Izin Pra-OSS dan PKKPR, Ferdinand menjelaskan bahwa PT KLS beroperasi jauh sebelum ketentuan OSS dan PKKPR diberlakukan. Izin yang digunakan sejak 1997 mengacu pada kerangka hukum saat itu, termasuk Izin Lokasi yang diterbitkan Kantor Pertanahan Poso dan diperbarui Pemkab Morowali pada 2013.
Dokumen Resmi Pembelian Lahan, “Kami memiliki izin lokasi, rekomendasi kesesuaian rencana makro perkebunan dari Pemprov Sulteng tahun 2015, serta dokumen pembelian lahan resmi seperti SKPT, SPT, dan sertifikat hak milik,” jelas Ferdinand, sambil menambahkan bahwa proses migrasi perizinan ke OSS sedang berlangsung di Dinas Perizinan Morowali Utara.
Pola Penguasaan Lahan (HGU), Mengenai HGU, perusahaan menegaskan bahwa penguasaan lahan bukan melalui pola pengajuan HGU baru, melainkan berasal dari pembelian langsung dari masyarakat sejak 1997.
PT KLS juga menyoroti kontribusi signifikan yang telah mereka berikan selama hampir tiga dekade operasional. Dampak positif ini mencakup penyerapan tenaga kerja lokal, setoran pajak (PPN, PPh, PBB), hingga aliran ekonomi yang masif melalui pembelian Tandan Buah Segar (TBS) dari petani plasma. Pembelian TBS ini bahkan mencapai sekitar Rp5 miliar per bulan, sebuah suntikan ekonomi yang nyata bagi masyarakat setempat.
Sulianti mengungkapkan bahwa hubungan perusahaan dengan masyarakat di tiga desa operasional Taronggo, Posangke, dan Tokala Atas selama ini terjalin harmonis.

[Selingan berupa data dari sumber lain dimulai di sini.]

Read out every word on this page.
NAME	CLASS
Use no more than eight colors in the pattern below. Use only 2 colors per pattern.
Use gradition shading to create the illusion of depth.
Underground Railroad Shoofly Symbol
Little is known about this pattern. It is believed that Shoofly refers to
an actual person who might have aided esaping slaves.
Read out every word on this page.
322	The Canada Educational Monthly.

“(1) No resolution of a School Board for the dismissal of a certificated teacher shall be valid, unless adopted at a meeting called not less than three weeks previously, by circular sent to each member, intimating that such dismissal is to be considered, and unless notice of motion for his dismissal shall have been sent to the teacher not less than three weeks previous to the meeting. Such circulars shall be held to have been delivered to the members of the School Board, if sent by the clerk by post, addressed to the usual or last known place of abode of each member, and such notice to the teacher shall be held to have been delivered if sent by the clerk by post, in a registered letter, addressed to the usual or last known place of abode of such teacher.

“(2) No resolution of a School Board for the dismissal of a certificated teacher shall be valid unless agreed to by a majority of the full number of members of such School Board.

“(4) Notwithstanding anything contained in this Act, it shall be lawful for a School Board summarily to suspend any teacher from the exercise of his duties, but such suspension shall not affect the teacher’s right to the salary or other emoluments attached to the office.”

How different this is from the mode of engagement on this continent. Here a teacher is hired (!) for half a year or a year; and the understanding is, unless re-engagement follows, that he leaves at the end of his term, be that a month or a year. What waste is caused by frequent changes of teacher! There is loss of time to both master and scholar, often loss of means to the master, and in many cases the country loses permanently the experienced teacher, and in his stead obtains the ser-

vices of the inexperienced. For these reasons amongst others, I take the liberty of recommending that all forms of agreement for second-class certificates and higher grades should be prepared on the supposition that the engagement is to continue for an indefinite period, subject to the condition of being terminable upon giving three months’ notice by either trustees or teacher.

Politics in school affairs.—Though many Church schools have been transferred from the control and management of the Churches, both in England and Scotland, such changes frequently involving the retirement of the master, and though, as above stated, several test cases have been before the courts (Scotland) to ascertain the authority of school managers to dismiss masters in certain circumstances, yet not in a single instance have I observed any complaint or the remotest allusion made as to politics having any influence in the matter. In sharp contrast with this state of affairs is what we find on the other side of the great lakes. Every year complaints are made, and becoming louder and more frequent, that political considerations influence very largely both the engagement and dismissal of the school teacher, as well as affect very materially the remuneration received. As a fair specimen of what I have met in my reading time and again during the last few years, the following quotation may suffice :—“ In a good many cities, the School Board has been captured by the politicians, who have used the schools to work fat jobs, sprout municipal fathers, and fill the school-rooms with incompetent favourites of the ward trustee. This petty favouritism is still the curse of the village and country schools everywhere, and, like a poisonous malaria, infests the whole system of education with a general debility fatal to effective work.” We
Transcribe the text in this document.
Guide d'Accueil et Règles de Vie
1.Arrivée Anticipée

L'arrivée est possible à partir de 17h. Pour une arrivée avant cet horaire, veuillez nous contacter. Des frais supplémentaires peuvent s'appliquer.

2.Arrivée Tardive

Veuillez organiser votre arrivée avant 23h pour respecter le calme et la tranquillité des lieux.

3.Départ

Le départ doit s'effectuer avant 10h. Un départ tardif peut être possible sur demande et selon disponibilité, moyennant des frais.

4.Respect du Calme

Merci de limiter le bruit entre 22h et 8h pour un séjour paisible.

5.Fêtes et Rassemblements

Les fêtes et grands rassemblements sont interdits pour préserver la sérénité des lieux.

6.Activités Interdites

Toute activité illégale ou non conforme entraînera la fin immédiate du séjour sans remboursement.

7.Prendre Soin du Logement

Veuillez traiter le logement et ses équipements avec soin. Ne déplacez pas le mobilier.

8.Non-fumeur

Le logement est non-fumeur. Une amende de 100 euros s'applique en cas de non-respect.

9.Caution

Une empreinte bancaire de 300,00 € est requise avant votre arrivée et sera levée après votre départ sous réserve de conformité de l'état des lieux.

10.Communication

Ia menyebut, gesekan dan penolakan justru datang dari kelompok yang tidak memiliki hubungan langsung dengan wilayah pengelolaan perusahaan.
Hal ini kembali ditekankan Ferdinand terkait pertemuan resmi di Balai Desa Baturube pada 10 Desember 2025. “Warga yang menyuarakan penolakan bukan bagian dari masyarakat yang selama ini bekerja sama dengan perusahaan. Di desa operasional, hubungan kami tetap baik,” tegasnya, sembari membantah keras tuduhan intimidasi terhadap warga.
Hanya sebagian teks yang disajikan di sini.